İsveçli yazar Asa Lind’in kızının bir tatilde kumların içinde gördüğünü söylediği Kumkurdu’dan esinlenerek yarattığı Kumkurdu dizisi çocukların bir diğer favorisi. Kitabın kahramanları, anne ve babası ile deniz kıyısında bir evde yaşayan kız çocuğu Zakarina ile kumsalda yaşayan Kumkurdu. Annesi çalıştığı için Zakarina vaktini genelde babası geçirir. Babası onunla oynamaya pek hevesli olmadığından Zakarina kumsala tek başına gittiği bir gün Kumkurdu ile karşılaşır ve günlerini onunla geçirmeye başlar. Akıl hocası ve dostu olur Kumkurdu onun. Her gün ayrı bir şey yaşarlar Kumdurdu’yla. Zakarina kafasındaki “Mor leke, tehlikeli bir şey yaptıktan sonra alınan bir çeşit madalya öyle değil mi?” gibi sorularının cevabını yeni arkadaşı ile bulmaya çalışır. Kitabın her bölümünde yeni bir şey öğrenir Zakarina. Yerdeniz Yayınları tarafından şu ana kadar “Kumkurdu”, “Daha Fazla Kumkurdu” ve “Daha da Fazla Kumkurdu” kitapları okuyucu ile buluştu. Kristina Digman tarafından resimlenen kitaplar İsveççe aslından Murat Özsoy tarafından çevrildi. Zakarina’nın maceraları devam edecek. Ancak yazarı Lind, onu küçük bir kız çocuğu olarak bırakmak konusunda pek emin değil. Bakarsınız Zakarina yeni macerasında büyümüş olarak çıkar karşımıza.

Son dizi kitap kahramanımız İspanya’dan “Manolito”. Manolito küçük bir erkek çocuğu. Biraz saf, iyi niyetli, neşeli ve sevimli bir çocuk kendisi. Arkadaşları gözlük taktığı için onu Dörtgöz diye çağırsa da o arkadaşlarını çok seviyor.

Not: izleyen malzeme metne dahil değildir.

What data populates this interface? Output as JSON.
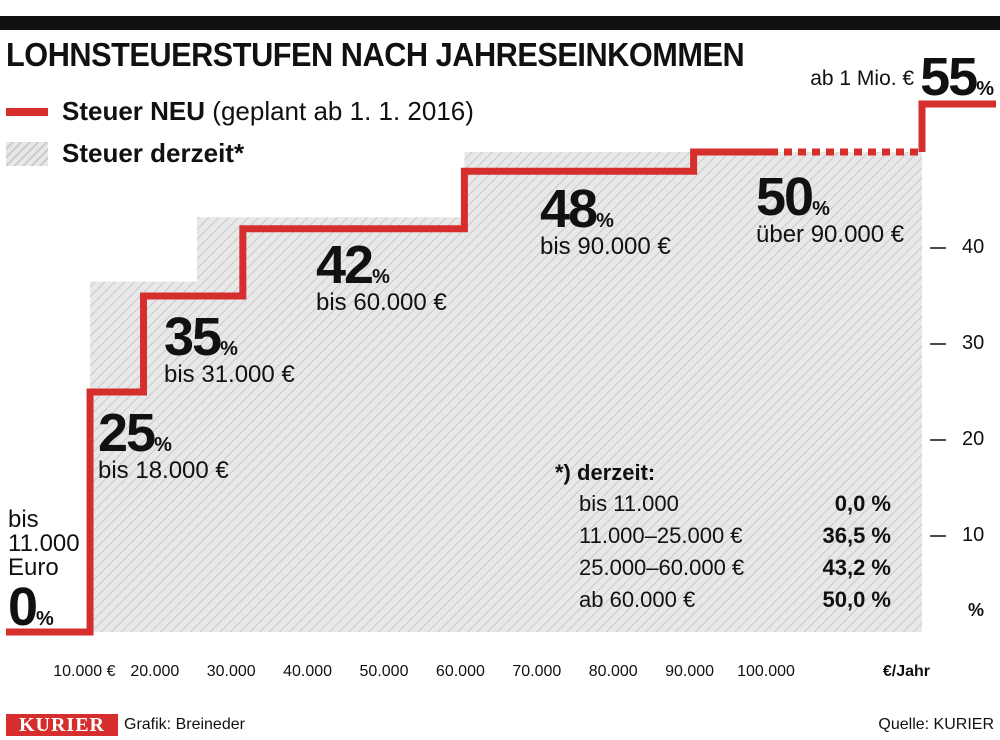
{
  "title": "LOHNSTEUERSTUFEN NACH JAHRESEINKOMMEN",
  "legend": {
    "new_bold": "Steuer NEU",
    "new_rest": "(geplant ab 1. 1. 2016)",
    "old": "Steuer derzeit*"
  },
  "top_right": {
    "prefix": "ab 1 Mio. €",
    "rate": "55",
    "unit": "%"
  },
  "colors": {
    "new_line": "#d62d2d",
    "hatch_bg": "#e8e8e8",
    "hatch_line": "#c9c9c9",
    "text": "#111111"
  },
  "chart_data": {
    "type": "area",
    "title": "LOHNSTEUERSTUFEN NACH JAHRESEINKOMMEN",
    "xlabel": "€/Jahr",
    "ylabel": "%",
    "xlim": [
      0,
      120000
    ],
    "ylim": [
      0,
      55
    ],
    "x_ticks": [
      "10.000 €",
      "20.000",
      "30.000",
      "40.000",
      "50.000",
      "60.000",
      "70.000",
      "80.000",
      "90.000",
      "100.000"
    ],
    "x_tick_values": [
      10000,
      20000,
      30000,
      40000,
      50000,
      60000,
      70000,
      80000,
      90000,
      100000
    ],
    "y_ticks": [
      10,
      20,
      30,
      40
    ],
    "grid": false,
    "legend_position": "top-left",
    "series": [
      {
        "name": "Steuer NEU",
        "style": "step-line",
        "points": [
          [
            0,
            0
          ],
          [
            11000,
            0
          ],
          [
            11000,
            25
          ],
          [
            18000,
            25
          ],
          [
            18000,
            35
          ],
          [
            31000,
            35
          ],
          [
            31000,
            42
          ],
          [
            60000,
            42
          ],
          [
            60000,
            48
          ],
          [
            90000,
            48
          ],
          [
            90000,
            50
          ],
          [
            120000,
            50
          ],
          [
            120000,
            55
          ]
        ]
      },
      {
        "name": "Steuer derzeit*",
        "style": "hatched-area",
        "points": [
          [
            0,
            0
          ],
          [
            11000,
            0
          ],
          [
            11000,
            36.5
          ],
          [
            25000,
            36.5
          ],
          [
            25000,
            43.2
          ],
          [
            60000,
            43.2
          ],
          [
            60000,
            50
          ],
          [
            120000,
            50
          ]
        ]
      }
    ],
    "annotations": {
      "zero": {
        "line1": "bis",
        "line2": "11.000",
        "line3": "Euro",
        "rate": "0",
        "unit": "%"
      },
      "steps": [
        {
          "rate": "25",
          "unit": "%",
          "range": "bis 18.000 €"
        },
        {
          "rate": "35",
          "unit": "%",
          "range": "bis 31.000 €"
        },
        {
          "rate": "42",
          "unit": "%",
          "range": "bis 60.000 €"
        },
        {
          "rate": "48",
          "unit": "%",
          "range": "bis 90.000 €"
        },
        {
          "rate": "50",
          "unit": "%",
          "range": "über 90.000 €"
        }
      ]
    }
  },
  "current_table": {
    "heading": "*) derzeit:",
    "rows": [
      {
        "range": "bis 11.000",
        "rate": "0,0 %"
      },
      {
        "range": "11.000–25.000 €",
        "rate": "36,5 %"
      },
      {
        "range": "25.000–60.000 €",
        "rate": "43,2 %"
      },
      {
        "range": "ab 60.000 €",
        "rate": "50,0 %"
      }
    ]
  },
  "footer": {
    "logo": "KURIER",
    "credit": "Grafik: Breineder",
    "source": "Quelle: KURIER"
  }
}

Okulla arası pekiyi olmasa da sırf sınıf arkadaşları ile birlikte olmak için bu cefayı çekiyor. Manolito’nun Şapşalişko diye çağırdığı bir erkek kardeşi, kamyon şoförü olduğu için evde pek bulunmayan babası, onu pataklayan pek titiz bir annesi ve takma dişli bir de dedesi var. Arkadaşları yüzünden başına gelmedik kalmayan Manolito’nun dedesi aynı zamanda onun tek koruyucusu ve destekçisi. Manolito’nun yaratıcısı ise İspanyol yazar Elvira Lindo. Manolito dizisi 6 kitaptan oluşuyor. İlk kitap “Benim Adım Manolito” Pınar Savaş’ın çevirisi ile ilk kez 2002 yılında yayımlandı. Bu kitabı daha sonra Manolito’nun diğer maceraları olan “Manolito Gülmekten Kırılıyor”, “Manolito Tatilde Sıkılıyor”, “Manolito Huysuzluk Yapıyor”, “Manolito Evinden Ayrılıyor” ve “Manolito Kardeşiyle Kalıyor” kitapları izledi. Can Çocuk tarafından yayımlanan dizide yer alan kitaplardaki resimler ise Emilio Urberuaga’ya ait.

Çocukların listesindeki bu kitaplar aslında bir zamanlar çocuk olduğunu unutmamış herkes tarafından keyifle okunabilir.


Ebru AKKAŞ

23.01.2006 tarihinde ntvmsnbc.com'da yayımlanmıştır.